Autore:
Lorenzo Centenari

BONUS? MALUS! Dall'assicurazione RC Auto non si scappa. O la paghi, o sono guai. Per chi (non) la stipula, così come per gli altri utenti della strada. Un automobilista virtuoso ha la chance, se non provoca incidenti, di vedere progressivamente calare il costo della polizza: chiamasi meccanismo bonus malus. Ma un giorno, la classica formula premio-punizione potrebbe essere abolita. In favore di un sistema che rispecchi ancor più fedelmente il comportamento dell'assicurato.

RIVOLUZIONE Sarebbe ancora allo stadio embrionale, tuttavia la riforma del bonus malus, svela Il Sole 24 Ore, è in agenda. Dialogando con le compagnie, l'IVAAS (l'Istituto di vigilanza sulle assicurazioni) sta studiando una piccola rivoluzione che prepensioni le logiche attuali e inauguri un nuovo paradigma di calcolo della classe di merito da associare a ciascun contraente. Il principio è semplice: monitorare l'automobilista istante dopo istante, e assegnargli una "pagella" personalizzata.

CLASSE DI (DE)MERITO Vecchio come il mondo, il meccanismo bonus malus ha sempre mostrato lacune congenite. Chi comunica il sinistro in ritardo, solo dopo aver cambiato compagnia (sottraendosi così al declassamento), chi un incidente non lo denuncia proprio, riparando con soluzioni più "artigianali". Non sempre la classe di merito corrisponde insomma all'effettiva "fedina penale" del guidatore. Ecco perché una forma di controllo diretto da remoto si rivelerebbe assai più efficace.
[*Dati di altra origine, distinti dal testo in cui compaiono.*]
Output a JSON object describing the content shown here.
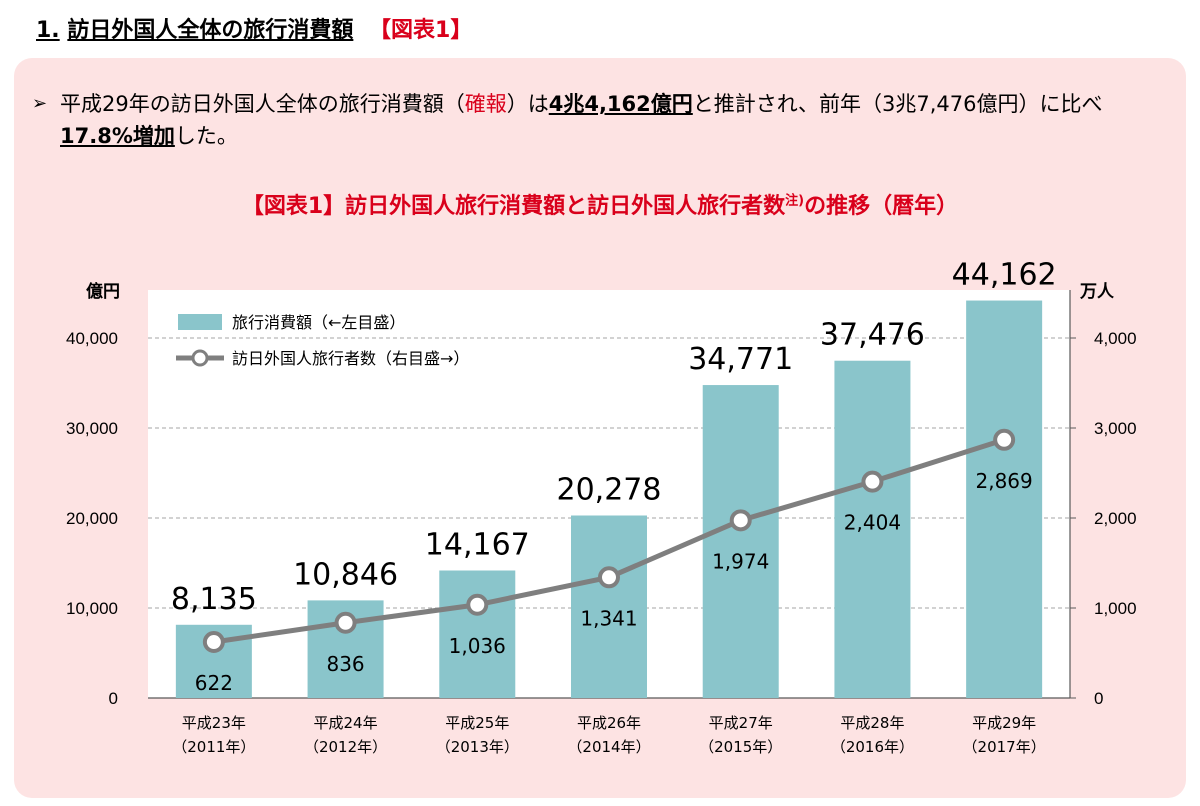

BIG BROTHER Classe di merito e premio assicurativo non più generati soltanto da età, luogo di residenza, tipologia di vettura e storico ufficiale degli incidenti. Bensì anche dalla condotta reale. Il Sole cita l'ipotesi di una forma di monitoraggio incrociato che si avvalga sia dei dati trasmessi dal proprio smartphone (con questioni legate alla privacy ancora da risolvere), sia degli archivi di Motorizzazione. Così da conoscere anche eventuali infrazioni rilevate dalle forze dell'ordine. 

TEMPISTICHE Una revisione del bonus malus in chiave personalizzata non vedrà la luce se non nei prossimi anni. Nel frattempo, i giorni scorsi è comunque entrata in vigore una temporanea mini-riforma della classe di merito: l'Attestato di rischio dinamico "insegue" l'assicurato anche dopo la scadenza del contratto e lo declassa anche se ha cambiato compagnia. A poco a poco, la strada per aggirare la legge si fa più tortuosa. Invitando i furbetti a rigare dritto.